Simon nodded. His level gaze slid down the other's coat and detected a bulge in one pocket that signified as much as he re­quired to know.

"Yeah. Only you got here first." Lower down, he caught a gleam of reflected light from the floor. "Excuse me—I think you missed something."

He took a pace forward stooping as if to pick up the stone.

Then he hurled himself at the knees of the nearest man like the bolt from a crossbow. Marcovitch fired at the same mo­ment, but the Saint's luck held. His impetus somersaulted him clean over the sprawling body of his victim, and he rolled over like a scalded eel and ducked behind the struggling breastwork. His left hand whipped round the man's waist and fastened on the man's gun wrist, holding him in position by the sheer strength of one arm.

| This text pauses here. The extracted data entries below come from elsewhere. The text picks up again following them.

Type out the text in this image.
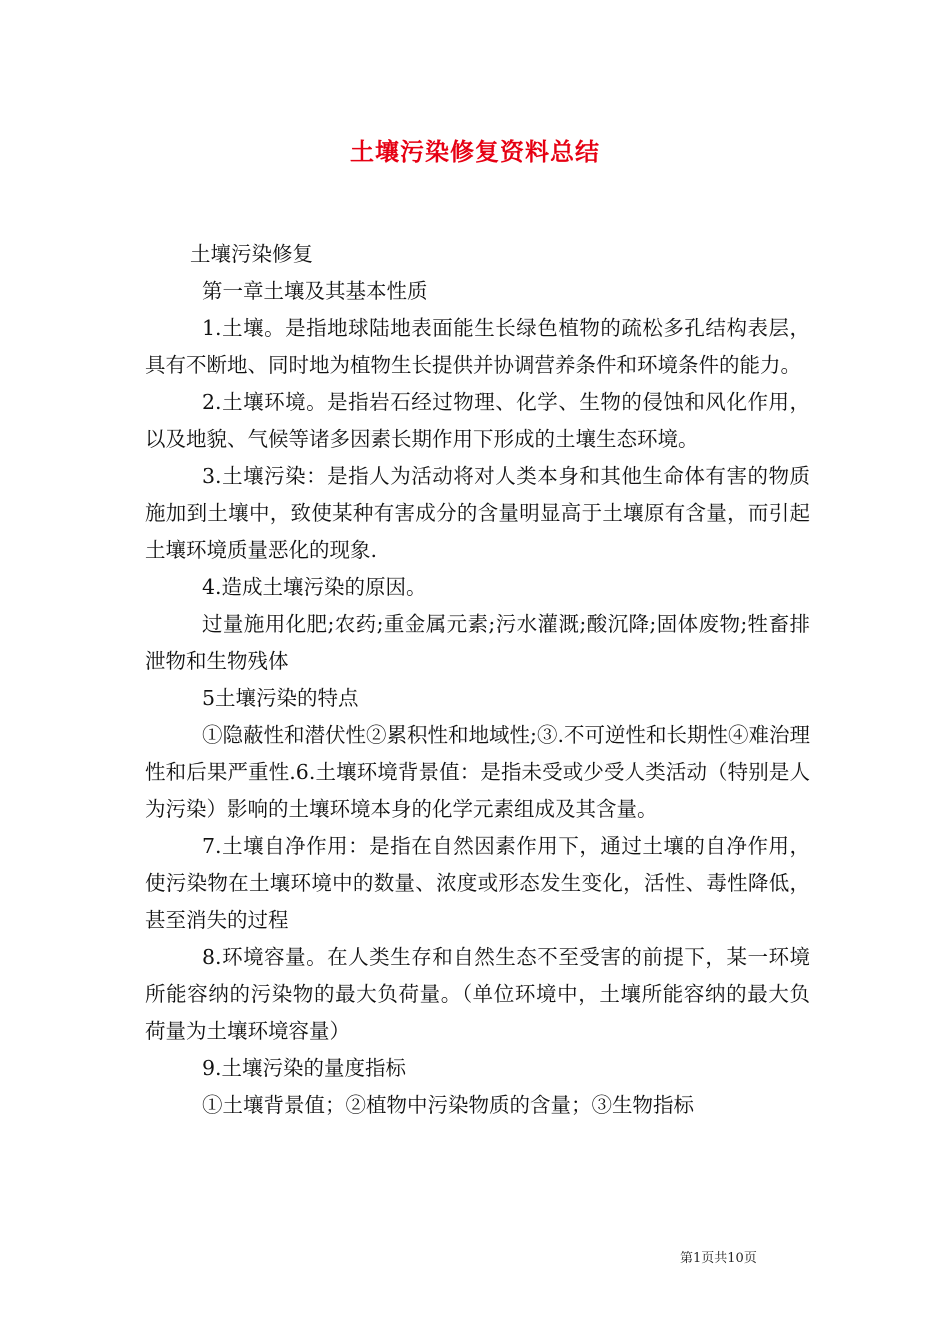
土壤污染修复资料总结

土壤污染修复

第一章土壤及其基本性质

1.土壤。是指地球陆地表面能生长绿色植物的疏松多孔结构表层，具有不断地、同时地为植物生长提供并协调营养条件和环境条件的能力。

2.土壤环境。是指岩石经过物理、化学、生物的侵蚀和风化作用，以及地貌、气候等诸多因素长期作用下形成的土壤生态环境。

3.土壤污染：是指人为活动将对人类本身和其他生命体有害的物质施加到土壤中，致使某种有害成分的含量明显高于土壤原有含量，而引起土壤环境质量恶化的现象.

4.造成土壤污染的原因。

过量施用化肥;农药;重金属元素;污水灌溉;酸沉降;固体废物;牲畜排泄物和生物残体

5土壤污染的特点

①隐蔽性和潜伏性②累积性和地域性;③.不可逆性和长期性④难治理性和后果严重性.6.土壤环境背景值：是指未受或少受人类活动（特别是人为污染）影响的土壤环境本身的化学元素组成及其含量。

7.土壤自净作用：是指在自然因素作用下，通过土壤的自净作用，使污染物在土壤环境中的数量、浓度或形态发生变化，活性、毒性降低，甚至消失的过程

8.环境容量。在人类生存和自然生态不至受害的前提下，某一环境所能容纳的污染物的最大负荷量。（单位环境中，土壤所能容纳的最大负荷量为土壤环境容量）

9.土壤污染的量度指标

①土壤背景值；②植物中污染物质的含量；③生物指标

第1页共10页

"Sorry about this," said the Saint

The others paused for a second, and in that breathing space the Saint got to his feet again, bringing his human shield up with him in a heave of eruptive effort. He backed towards the door, reached it, and got it open; then the man half broke from his hold in a flurry of cursing fight, and Simon flung him away and leapt through the door with a bullet crashing past his ear. Patricia Holm was outside, and the Saint caught her in his arms and spun her round before she could speak.